Subj: Our Culture of Adhocery - Historical Note of Correction Part 2
Date: 14/01/97
To: E.K. Adu@massey.ac.nz
, Okyeame@mit.edu
CC: okyeame@serengeti.AfricaOnline.com





Adu Boahen- the High priest of Asante Supremacy




Will you please stand up Professor Albert Adu Boahen?

This apparently charming gentleman has done more than most to continually remind Ghanaian children of the deeds of the Asante. Indeed he has gone as far as to create the term "Asante empire" and by merely superimposing his own whimsical map on the map of Ghana, done more than his ancestors ever did on the field of battle to "conquer" the people of Southern Ghana for the "Asante empire". He has created the myth that all Southern Ghanaians were Asante subjects.

Any wonder that the Asante are today emboldened into making exclusive claims for leadership in Ghana. The reality is the diametrical opposite.

The idea of empire has never been native to Ghana. Suggestions of empire indicate a detailed administrative and control system as existed in, for instance, Judea under the Romans or as obtained in the Gold Coast under the British when various governors and subordinate officials kept subject peoples in check. It involved a standing army and corp of administrators that run the various localities.

Forget Boahen !

Did the Asante ever devise the administrative and military know-how to operate such a system? Does the writ of even the government of Ghana run effectively in all parts of the country?

Although Prof Boahen writes as an intellectual complete with the weight of authority that a PhD attaches to one's name his books, and therefore his claims, are hardly ever footnooted .

NB: (See for example, AA Boahen, Topics in West African History, London 1966;
JB Webster & AA Boahen, The Revolutionary Years - West Africa Since 1800, London 1967, p. 123 - a map showing an Asante empire larger than the territorial extent of modern Ghana).

This affords him the freedom of extensively embroidering on Ghana history, and indulging in creative historiography of the lowest order. He claimed at p. 77 of Topics in West African History that the Asante conquered the Ga.

When did this happen and at what battle or in what circumstances? What lasting effects did Asante conquest leave on the Ga?

In the same vein Boahen and his like have curiously avoided discussion of the Asante defeat by the Ga at the Battle of Katamanso, another Asante war of aggression for which they paid dearly.

Ever heard of the Dodowa forest? Yes, it has become a Ghanaian version of Waterloo. I understand that in Twi "Kata-manso" means that which is to be covered up. Alternately, when Boahen has been compelled to briefly touch on the Battle of Katamanso or Dodowa, he casts it as a battle between the Asante and the white man. In my estimation this standpoint only demonstrates Boahen's contempt for the ability of non-Asante peoples in Ghana.

Yes, the Ga fought with the British during the Sagrenti War (not Nsamankow as stated by EK Adu), but their role here is also is obscured by Boahen who dismissed the Eastern campaign under Captain John Glover, and emphasises the Eastern campaign through Fantiland as unwarranted breach of Asante territorial integrity.

The accounts show that for the Ga the Eastern campaign was another Katamanso; the records are replete with Ga rejection of Captain John Glover's leadership. In fact, they refused to proceed to Kumasi, restricting their campaign to a storming of Duffo island and the expulsion of the resident Asante and Akwamu garrison. There was no suggestion that the Ga fought as British lackeys.

The Defeat of Asante at Katamanso

Let us examine the facts about the Katamanso routing of the Asante for ourselves.
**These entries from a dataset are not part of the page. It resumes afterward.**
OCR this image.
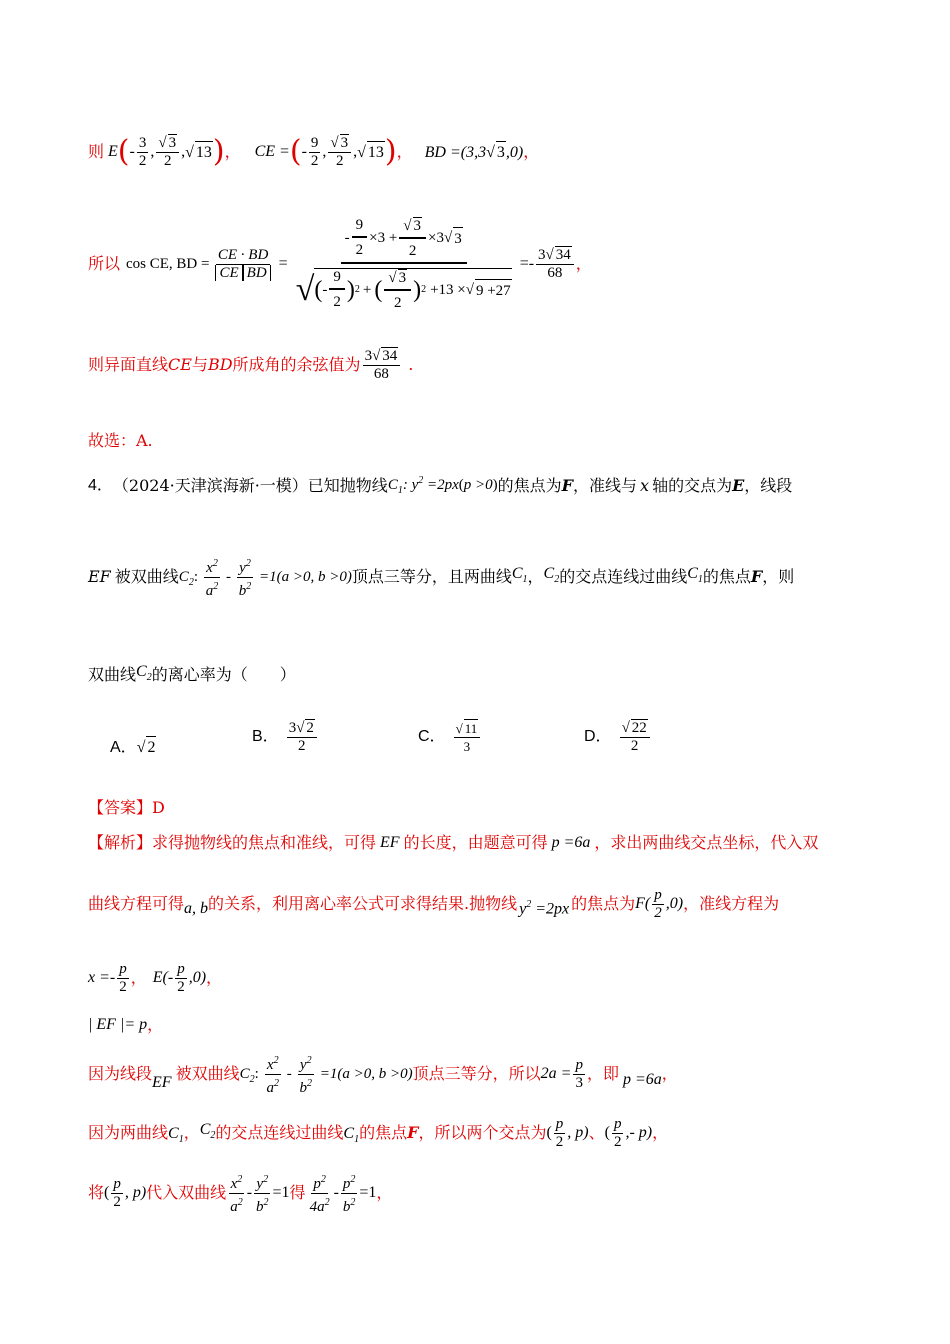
则 E ( - $\frac{3}{2}$ , $\frac{√ 3}{2}$ , √ 13 ) ， CE = ( - $\frac{9}{2}$ , $\frac{√ 3}{2}$ , √ 13 ) ， BD =(3,3√ 3,0) ，
所以 cos CE, BD = $\frac{CE \cdot BD}{\text{CE BD}}$ =
- $\frac{9}{2} \times 3 + \frac{√ 3}{2} \times 3$ √ 3
√ ( - $\frac{9}{2}$ ) 2 + ( $\frac{√ 3}{2}$ ) 2 +13 × √ 9 +27
=- $\frac{3√ 34}{68}$ ，
则异面直线 CE 与 BD 所成角的余弦值为 $\frac{3√ 34}{68}$ .
故选：A.
4． （2024·天津滨海新·一模）已知抛物线 $C_1$: $y^2 =2px(p >0)$ 的焦点为 F ，准线与 x 轴的交点为 E ，线段
EF 被双曲线 $C_2$: $\frac{x^2}{a^2} - \frac{y^2}{b^2} =1(a >0$, b >0) 顶点三等分，且两曲线 $C_1$ ， $C_2$ 的交点连线过曲线 $C_1$ 的焦点 F ，则
双曲线 $C_2$ 的离心率为（　　）
A． √ 2
B． $\frac{3√ 2}{2}$	C． $\frac{√ 11}{3}$	D． $\frac{√ 22}{2}$
【答案】D
【解析】 求得抛物线的焦点和准线，可得 EF 的长度，由题意可得 p =6a ，求出两曲线交点坐标，代入双
曲线方程可得 a, b 的关系，利用离心率公式可求得结果.抛物线 $y^2 =2px$ 的焦点为 $F( \frac{p}{2} ,0)$ ，准线方程为
$x =- \frac{p}{2}$ ， $E(- \frac{p}{2} ,0)$ ，
| EF |= p ，
因为线段 EF 被双曲线 $C_2$: $\frac{x^2}{a^2} - \frac{y^2}{b^2} =1(a >0$, b >0) 顶点三等分，所以 $2a = \frac{p}{3}$ ，即 p =6a ，
因为两曲线 $C_1$ ， $C_2$ 的交点连线过曲线 $C_1$ 的焦点 F ，所以两个交点为 ( $\frac{p}{2}$ , p) 、 ( $\frac{p}{2}$ ,- p) ，
将 ( $\frac{p}{2}$ , p) 代入双曲线 $\frac{x^2}{a^2} - \frac{y^2}{b^2} =1$ 得 $\frac{p^2}{4a^2} - \frac{p^2}{b^2} =1$ ，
It was stated by none other than John Mensah Sarbah ( Fanti National Constitution (1968 reprint, page 81):
"Some writers say that by this treaty the local rulers acknowledged British protection, but the same writers forget that the defeat suffered by the Asanti sovereign and his forces five years previously, at the battle of Dodowa, in 1826, was inflicted by the natives; for although the use of rockets and grapes turned the scale at the critical moment, there were not more than sixty white soldiers present in a force of 11,380 men."

Europeans may over-state their exploits in Africa as they wish, but it is far more likely that their arms had little effect on the Asante combatants who were already mixed with the Ga and were engaged in bitter hand to hand fighting.

It should be emphasised, since EK Adu seems to suggest that the Ga were mere footsoldiers in a white army that the Gold Coast was colonised in the 1870s and that at the time (1826) the Ga were mainly living territory designated a Dutch sphere of influence. The Ga monarch at Katamanso was therefore not under British command no matter what British writers may say to the contrary.